I couldn't help but laugh at the irony of listening to our 6.5-month-old cry while reading the story of Elizabeth and Zachariah in Luke 1. Here our son was, crying for breakfast because to him it felt he was waiting for an eternity and breakfast might never come! But I knew that I would feed him in exactly 13 more minutes. See, I was almost finished with my quiet time with God this morning (which is sporadic at best these days as we are still transitioning out of night time wake ups and my sleep is as sacred as time with the Lord, God said so...literally...if you've ever encountered me on little sleep, you'd know why...I'm the 8-9 hours of sleep a night kind of person...) but to Aaron it felt like an eternity before I would be done, if I would ever even finish (actually he had no idea what I was doing...he just knew I wasn't feeding him now)! Anyway, Aaron's feeding was going to be in just a few minutes but he might as well cry like breakfast would never come because he has no concept of what time even is...all he knows about time is that he can accidentally call daddy from mommy's watch... Anyway, Aaron's concept, or lack thereof, about time, can be like our concept of time in God's reality, let's be honest. I love the story of Elizabeth and Zachariah because to them, their reality of having children was over. They had shed their tears, cried out to God, and all but given up on their dream of having a child. But in God's reality, their time simply had not yet come. Even when the angel Gabriel told Zachariah that God had heard his prayer and was going to answer it in just a little while, Zachariah scoffed at the idea that now, God would answer his prayer, after all this time, "are you kidding me?! No way, also, not possible, we're too old," Zachariah thought.
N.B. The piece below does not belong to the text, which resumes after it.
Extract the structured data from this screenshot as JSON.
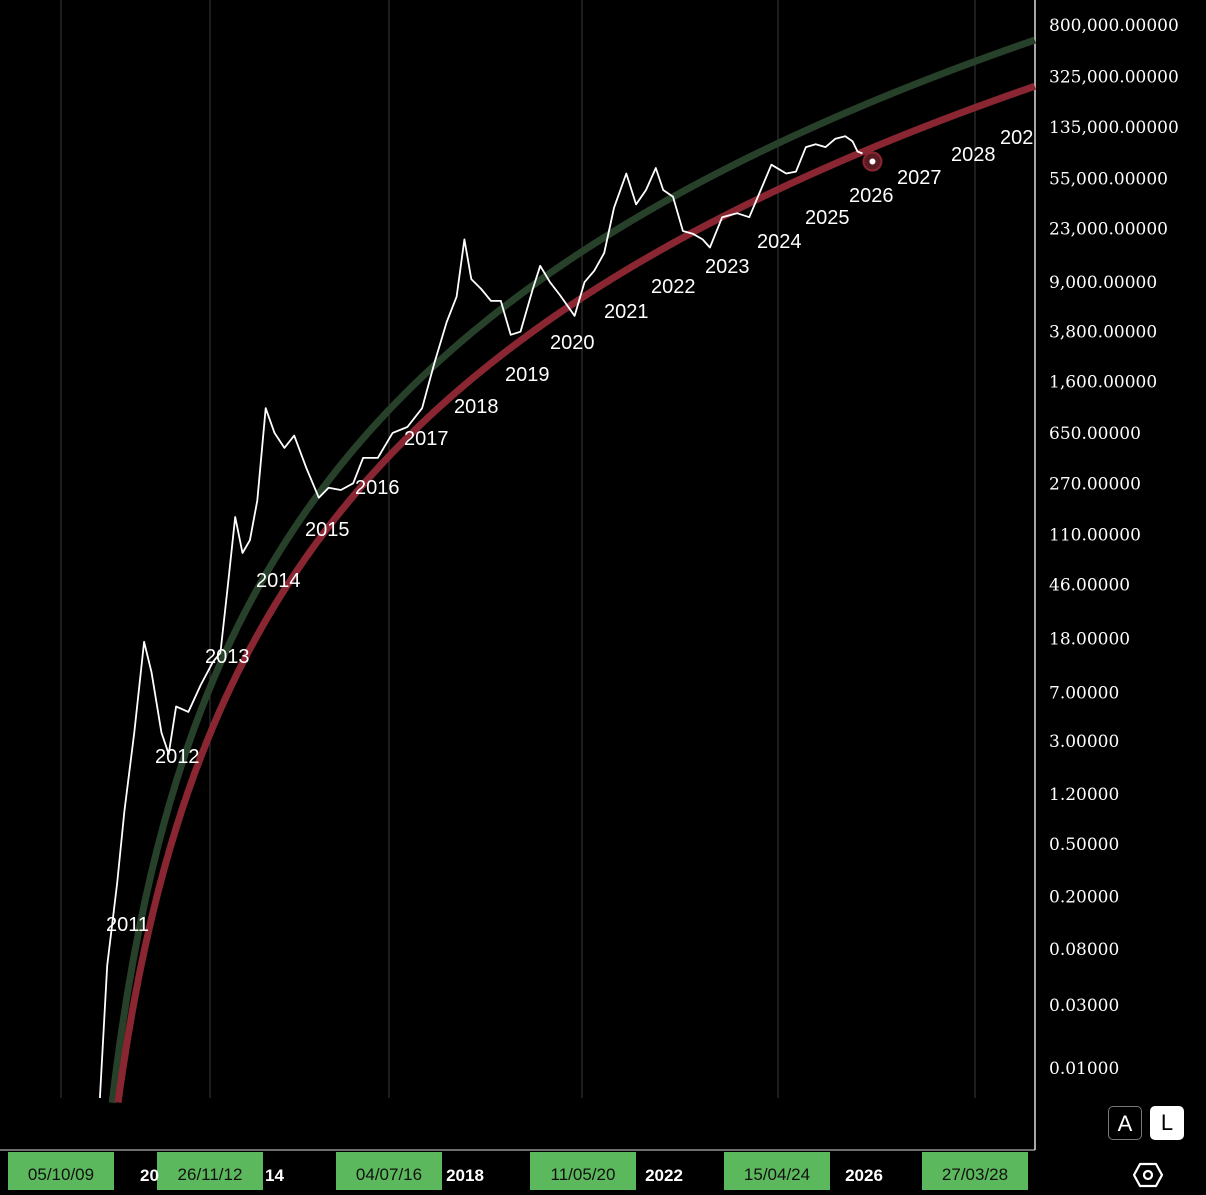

"Every word I've spoken to you will come true on time -- God's time," Gabriel told Zachariah.
Maybe you've had the opportunity to be on the fulfilling end of someone's hopes and dreams and desires and you know that at just the right time, it'll be fulfilled, but it'll still be just a bit longer. And you wish that some way you could convince them to not lose hope in their waiting because in just a short while "fill-in-the-blank" will be more than satisfied! For us in this season, my husband and I have the opportunity every morning to try and convince Aaron that breakfast is in just a few minutes and that he doesn't need to be sad while waiting because "we promise, we will feed you (just like we do every morning) until your heart's content wee one, and actually there's more breakfast than you could hope for or imagine" (any nursing moms out there?? You know what I mean!). But try as we might, our wee bub is never convinced, he might as well be waiting until forever and forever still might not come.
If we read between the lines in Luke 1, God would say the same things to us, "My promises are true always, have I ever let you down?! My timing is more perfect than you could imagine and sometimes your hopes and prayers won't be answered until My time is just right. No need to be sad while you're waiting, I promise, I will deliver and it'll be better than you could dream, just like every other time!!! BUT, if you are sad and disappointed and angry and upset and scared and distraught, that's okay, I will do everything I can to comfort you in the meantime. I love you more than you could possibly know."
It's okay if we're not convinced of God's perfect timing, but maybe we'll occasionally allow ourselves to be comforted in the meantime.